SU(2|2) for Theories with Sixteen Supercharges at Weak and Strong Coupling

TL;DR

This paper explores the algebraic structure and integrability properties of supersymmetric gauge theories with sixteen supercharges, analyzing their weak and strong coupling regimes through dimensional reduction, spin chain models, and string duals.

Contribution

It explicitly constructs the SU(2|2) algebra at strong coupling and constrains the spin chain and S-matrix structures at weak coupling, revealing signs of integrability.

Findings

Signs of integrability up to two-loop order in the three-dimensional theory.

Explicit construction of the SU(2|2) algebra at strong coupling.

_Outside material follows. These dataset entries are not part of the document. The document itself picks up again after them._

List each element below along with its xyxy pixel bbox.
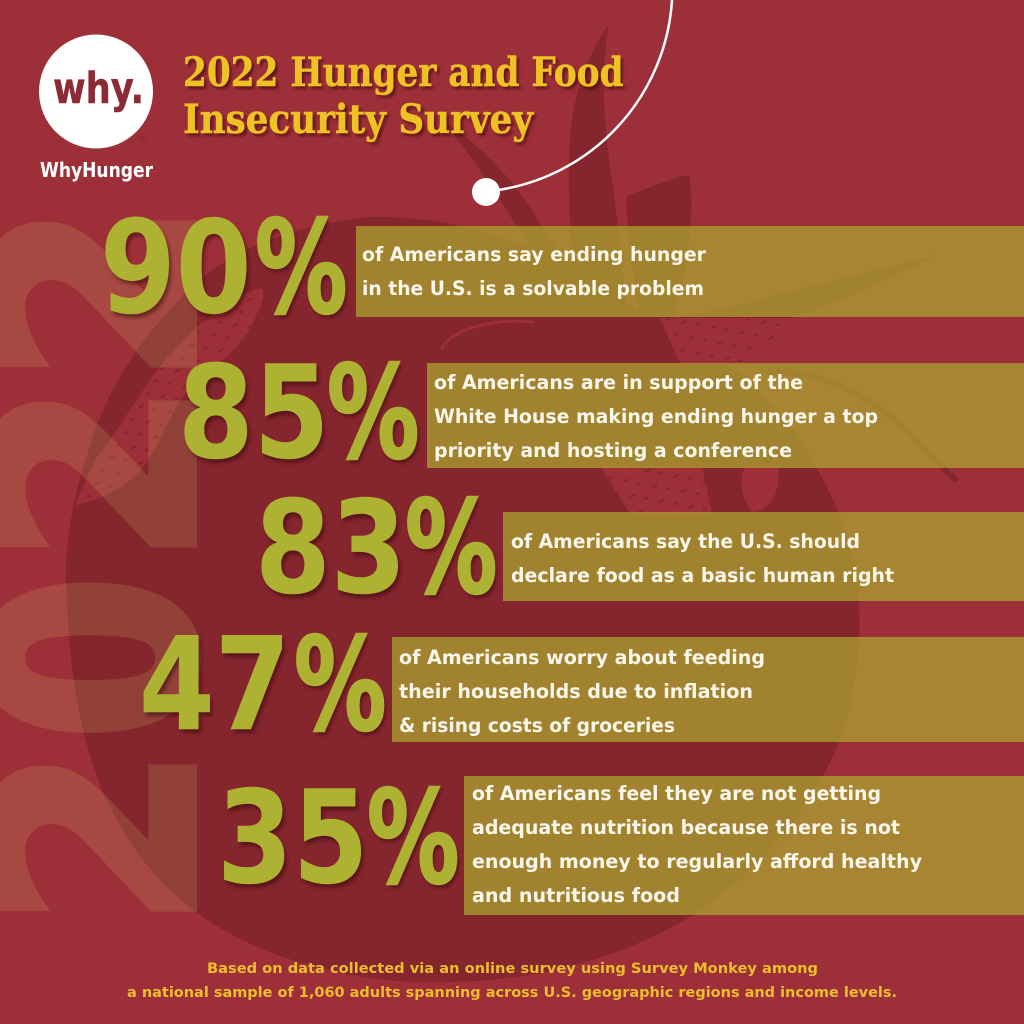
description: White House making ending hunger a top [434, 405, 878, 428]
description [472, 782, 922, 907]
logo circle [39, 34, 153, 148]
fruit: body [66, 217, 859, 982]
watermark: 2022 [0, 202, 259, 928]
logo: WhyHunger [39, 34, 153, 182]
leaf: curl [770, 372, 955, 479]
description [511, 530, 894, 587]
fruit: mottled texture lower [600, 466, 712, 514]
figure [216, 773, 476, 905]
description: of Americans say the U.S. should [511, 530, 860, 553]
fruit: mottled highlight lower [600, 466, 712, 514]
figure: 85 [178, 339, 329, 488]
figure: 35 [216, 764, 368, 913]
description: priority and hosting a conference [434, 439, 792, 462]
figure: 90 [100, 194, 251, 343]
figure: % [367, 764, 459, 913]
description: adequate nutrition because there is not [472, 816, 900, 839]
logo wordmark: WhyHunger [40, 158, 153, 182]
footnote: a national sample of 1,060 adults spanning across U.S. geographic regions and income levels. [127, 985, 897, 1001]
description: & rising costs of groceries [399, 714, 675, 737]
figure [100, 203, 360, 335]
logo trademark: TM [138, 137, 146, 143]
text band [427, 363, 1024, 468]
logo mark text: why. [53, 64, 144, 114]
description: in the U.S. is a solvable problem [362, 277, 704, 300]
figure: % [327, 339, 419, 488]
description: and nutritious food [472, 884, 680, 907]
leaf: left [440, 120, 610, 322]
fruit: light highlight right [741, 466, 779, 512]
stat row: 47% [139, 620, 1024, 752]
leaf: right long [660, 255, 937, 322]
fruit: crescent speckle [75, 288, 263, 505]
figure: 47 [139, 611, 290, 760]
figure: 83 [254, 474, 406, 623]
text band [503, 512, 1024, 601]
fruit: light crescent [75, 288, 263, 505]
decorative arc with dot [472, 0, 672, 206]
figure [139, 620, 399, 752]
footnote [127, 961, 897, 1001]
stat row: 85% [178, 348, 1024, 480]
text band [464, 776, 1024, 915]
description: of Americans are in support of the [434, 371, 803, 394]
figure: % [405, 474, 497, 623]
description [362, 243, 706, 300]
description: enough money to regularly afford healthy [472, 850, 922, 873]
description: of Americans say ending hunger [362, 243, 706, 266]
fruit: mottled highlight top right [660, 318, 800, 364]
fruit: mottled arc [441, 321, 535, 350]
fruit: mottled texture top right [660, 318, 800, 364]
stem [627, 175, 691, 330]
leaf: tall [569, 24, 628, 320]
figure [254, 483, 514, 615]
figure: % [294, 611, 386, 760]
description: of Americans worry about feeding [399, 646, 765, 669]
description [399, 646, 765, 737]
stat row: 35% [216, 773, 1024, 915]
description: declare food as a basic human right [511, 564, 894, 587]
description: of Americans feel they are not getting [472, 782, 881, 805]
footnote: Based on data collected via an online survey using Survey Monkey among [207, 961, 818, 977]
description [434, 371, 878, 462]
figure: % [255, 194, 347, 343]
text band [356, 226, 1024, 317]
figure [178, 348, 438, 480]
description: their households due to inflation [399, 680, 753, 703]
text band [392, 637, 1024, 742]
title [183, 49, 703, 143]
title: Insecurity Survey [183, 96, 533, 143]
stat row: 83% [254, 483, 1024, 615]
stat row: 90% [100, 203, 1024, 335]
title: 2022 Hunger and Food [183, 49, 624, 96]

Identification of the string dual as the IIA plane-wave geometry.

Abstract

We consider the dimensional reductions of N=4 Supersymmetric Yang-Mills theory on R x S^3 to the three-dimensional theory on R x S^2, the orbifolded theory on R x S^3/Z_k, and the plane-wave matrix model. With explicit emphasis on the three-dimensional theory, we demonstrate the realization of the SU(2|3) algebra in a radial Hamiltonian framework. Using this structure we constrain the form of the spin chains, their S-matrices, and the corresponding one- and two-loop Hamiltonian of the three dimensional theory and find putative signs of integrability up to the two-loop order. The string duals of these theories admit the IIA plane-wave geometry as their Penrose limit. Using known results for strings quantized on this background, we explicitly construct the strong-coupling dual extended SU(2|2) algebra and discuss its implications for the gauge theories.